Moscou comprend bien que les déclarations souvent intempestives de Tbilissi sont dictées par la conjoncture politique du moment. On peut donc ignorer, jusqu'à un certain temps ces petites attaques, au nom d'un objectif plus important, à savoir l'établissement des bonnes relations avec notre voisin méridional. La situation actuelle est inacceptable tant pour le peuple russe que pour le peuple géorgien. Cela est d'autant plus vrai, si on tient compte de leur expérience séculaire.
Le resserrement des liens économiques et de transport, l'intensification de la coopération dans le secteur énergétique et la sécurité, surtout de la lutte antiterroriste, répondent aux intérêts à long terme des deux pays. Cependant la politique irréfléchie d'une partie qui considère le règlement urgent des questions politiques complexes comme une condition sine qua non de l'amitié, nuit souvent aux progrès des rapports dans ces domaines vitaux.

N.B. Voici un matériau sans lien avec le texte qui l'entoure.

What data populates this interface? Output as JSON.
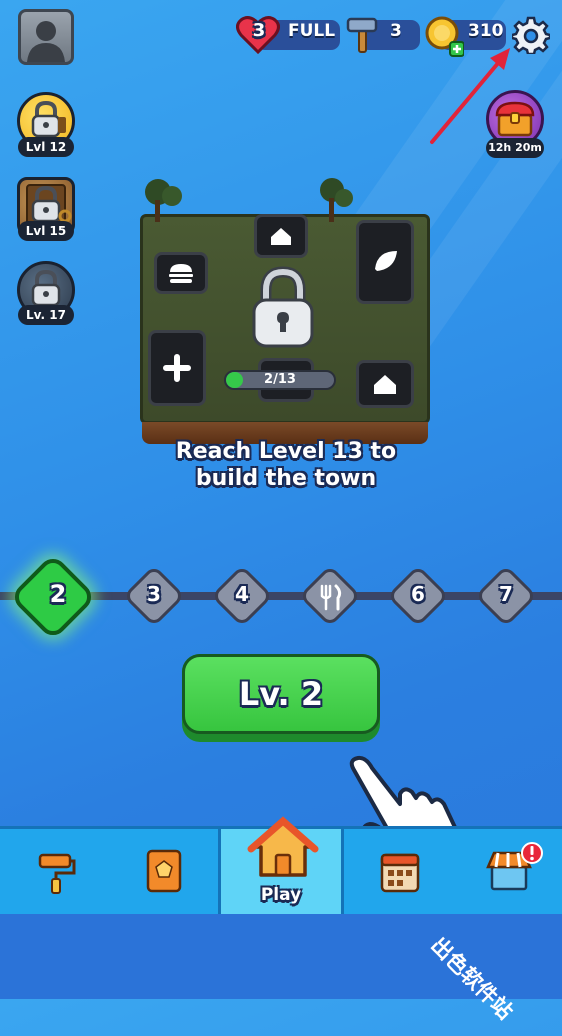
{
  "resources": {
    "lives_count": "3",
    "lives_status": "FULL",
    "hammers": "3",
    "coins": "310"
  },
  "side_locks": [
    {
      "label": "Lvl 12"
    },
    {
      "label": "Lvl 15"
    },
    {
      "label": "Lv. 17"
    }
  ],
  "chest_timer": "12h 20m",
  "town": {
    "progress_text": "2/13",
    "progress_fraction": 0.1538,
    "message_line1": "Reach Level 13 to",
    "message_line2": "build the town"
  },
  "level_path": {
    "nodes": [
      "2",
      "3",
      "4",
      "",
      "6",
      "7"
    ],
    "current": "2"
  },
  "play_button": "Lv. 2",
  "bottom_nav": {
    "play_label": "Play"
  },
  "watermark": "出色软件站",
  "colors": {
    "accent_green": "#33d24a",
    "background": "#2f8fe8",
    "nav_bar": "#21a6ec"
  }
}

Tbilissi rejette toute la responsabilité des dérapages sur Moscou en indiquant que tous les conflits seraient réglés depuis longtemps si Moscou avait la volonté politique de le faire. Mais le fait que ce n'est pas les prétendues "intrigues" du Kremlin, mais la politique nationaliste agressive qu'ont menée les autorités géorgiennes à la fin des années 1990 qui a provoqué la séparation ethnique de la Géorgie reste entre parenthèses.
La Russie et la Géorgie sont des pays voisins et elles sont obligées de trouver un compromis.